Plus, yes, they grow up and their demands grow in some ways (and get easier in others).  It doesn't stop with infancy / early childhood.

#18 Mummzy

Posted 24 January 2013 - 03:20 PM

I too have 2 little boys. I always wanted 4. I have so many things I want to do... Holidays, buy a house, private schools, go back to work focus, on me and get my body back.

The feeling hasn't left yet and I don't think it will for me until I get those other two babies. I want them. I don't need them and we would be better off with just two but I don't want to be better off. My heart and uterus are telling me differently the definitely want those 2 babies.

Every month I get disappointed. It's been 2 years of TTC now but I am not giving up!

#19 Chaos in stereo

Posted 24 January 2013 - 03:29 PM


Edited by Chaos in stereo, 26 August 2013 - 05:00 PM.

#20 2plusoops

Posted 24 January 2013 - 03:30 PM

QUOTE (BadKitteh @ 24/01/2013, 03:41 PM) <{POST_SNAPBACK}>
I'll be watching the replies closely. I worry I'm going to become bitter about not having another child.

This is me sad.gif   Unfortunately for me although I very much want another, my DH doesn't.  I can't and won't force him to have another but I do worry what will happen in the future.  His reasons for not wanting another are very sound and reasonable, but I worry that I may become resentful or bitter about it later on .... all I can do is take it one day at a time and hope the desire will go away.  And that my kids stop asking if we can have another baby (we have several family members and friends who recently have had babies and its all my three talk about sad.gif )

#21 BlueUnicorn

Posted 24 January 2013 - 03:33 PM

I have 3.  The irrational desire I had for #3 didn't go away when he was born.  Now I want another one!  I will get over it though, I don't think I can handle a 4th toddler for a start!

#22 solongsuckers

Posted 24 January 2013 - 03:33 PM

I have 3 and after my second I definitely still had the desire for another. After my third, I don't/ I am done and I am content with that.

If I had not had a third I think I would still be sitting here wanting another.

#23 Chchgirl

Posted 24 January 2013 - 03:35 PM

I'm not sure really..I have two and was very clucky off and on for years, but the choice was taken away from me.

But no I don't regret not having another, and wouldn't at 45 anyway.

#24 feralangel

Posted 24 January 2013 - 03:41 PM

I experienced an overwhelming desire to have a second child.

My first child was a happy accident. I was 41 and had already decided not to have kids.

Fast forward 12 months and this strong desire, primal in its urgency, overcame me and i just couldn't shake the thought away.  In fact, I was obsessed with the idea of having another child, despite all practical considerations for not having another.

In any case I was now 43 and as one unkind person pointed out, it was highly unlikely I would fall pregnant again.

I did fall pregnant and gave birth aged 44.  

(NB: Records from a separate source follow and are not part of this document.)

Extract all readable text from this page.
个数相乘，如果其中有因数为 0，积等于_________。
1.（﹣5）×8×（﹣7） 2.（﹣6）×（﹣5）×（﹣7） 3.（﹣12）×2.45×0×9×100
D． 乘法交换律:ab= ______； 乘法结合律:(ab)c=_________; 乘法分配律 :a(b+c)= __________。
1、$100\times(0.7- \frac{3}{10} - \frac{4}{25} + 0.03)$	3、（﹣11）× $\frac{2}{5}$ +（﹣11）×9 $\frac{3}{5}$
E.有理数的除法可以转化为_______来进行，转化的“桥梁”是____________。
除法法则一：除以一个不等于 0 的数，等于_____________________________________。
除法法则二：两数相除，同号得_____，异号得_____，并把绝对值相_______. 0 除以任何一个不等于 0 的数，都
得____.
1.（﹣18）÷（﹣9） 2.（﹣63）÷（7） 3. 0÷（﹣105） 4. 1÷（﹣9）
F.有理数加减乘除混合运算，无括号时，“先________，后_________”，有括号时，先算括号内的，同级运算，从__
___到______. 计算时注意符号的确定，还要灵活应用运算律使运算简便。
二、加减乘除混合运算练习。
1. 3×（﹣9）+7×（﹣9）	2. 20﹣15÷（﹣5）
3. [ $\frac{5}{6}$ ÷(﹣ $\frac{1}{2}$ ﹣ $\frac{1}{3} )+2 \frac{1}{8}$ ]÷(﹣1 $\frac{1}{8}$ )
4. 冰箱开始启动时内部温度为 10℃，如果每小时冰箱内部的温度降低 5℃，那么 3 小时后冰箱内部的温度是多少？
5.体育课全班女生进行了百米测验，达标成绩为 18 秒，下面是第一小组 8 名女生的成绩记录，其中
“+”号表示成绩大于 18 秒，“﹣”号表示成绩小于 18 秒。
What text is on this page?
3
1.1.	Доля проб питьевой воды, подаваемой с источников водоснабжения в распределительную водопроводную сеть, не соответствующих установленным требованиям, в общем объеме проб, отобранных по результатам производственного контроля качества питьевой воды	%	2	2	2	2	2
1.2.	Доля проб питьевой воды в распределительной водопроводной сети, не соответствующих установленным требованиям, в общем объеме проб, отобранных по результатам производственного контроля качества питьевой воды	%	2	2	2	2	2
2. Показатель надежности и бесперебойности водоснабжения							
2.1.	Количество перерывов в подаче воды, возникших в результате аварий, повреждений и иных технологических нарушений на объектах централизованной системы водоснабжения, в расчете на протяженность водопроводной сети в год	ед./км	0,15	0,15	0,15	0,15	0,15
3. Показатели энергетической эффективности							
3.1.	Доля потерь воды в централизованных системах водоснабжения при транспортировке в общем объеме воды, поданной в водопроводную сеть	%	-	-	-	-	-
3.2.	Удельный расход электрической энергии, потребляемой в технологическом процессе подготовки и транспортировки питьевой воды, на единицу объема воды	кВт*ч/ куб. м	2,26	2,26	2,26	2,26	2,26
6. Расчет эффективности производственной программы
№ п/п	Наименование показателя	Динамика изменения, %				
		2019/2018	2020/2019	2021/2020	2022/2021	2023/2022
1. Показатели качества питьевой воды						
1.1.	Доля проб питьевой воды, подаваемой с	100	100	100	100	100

My second child is now 7 months old.

Would I consider trying again? No, I feel my family is complete.

However, I may feel differently when my baby is no longer a baby and i've stopped breastfeeding.

I expect by then that my biology will be well and truly against me.

Edited by natangel, 24 January 2013 - 03:42 PM.

#25 Bodacious Prime

Posted 24 January 2013 - 03:48 PM

Not for me, or not yet at least. The practicalities of having another are just too overwhelming. Every time I get those feelings, I look at my amazing little family and I tell myself how blessed I am and the feelings subside, but not totally. I doubt they ever will.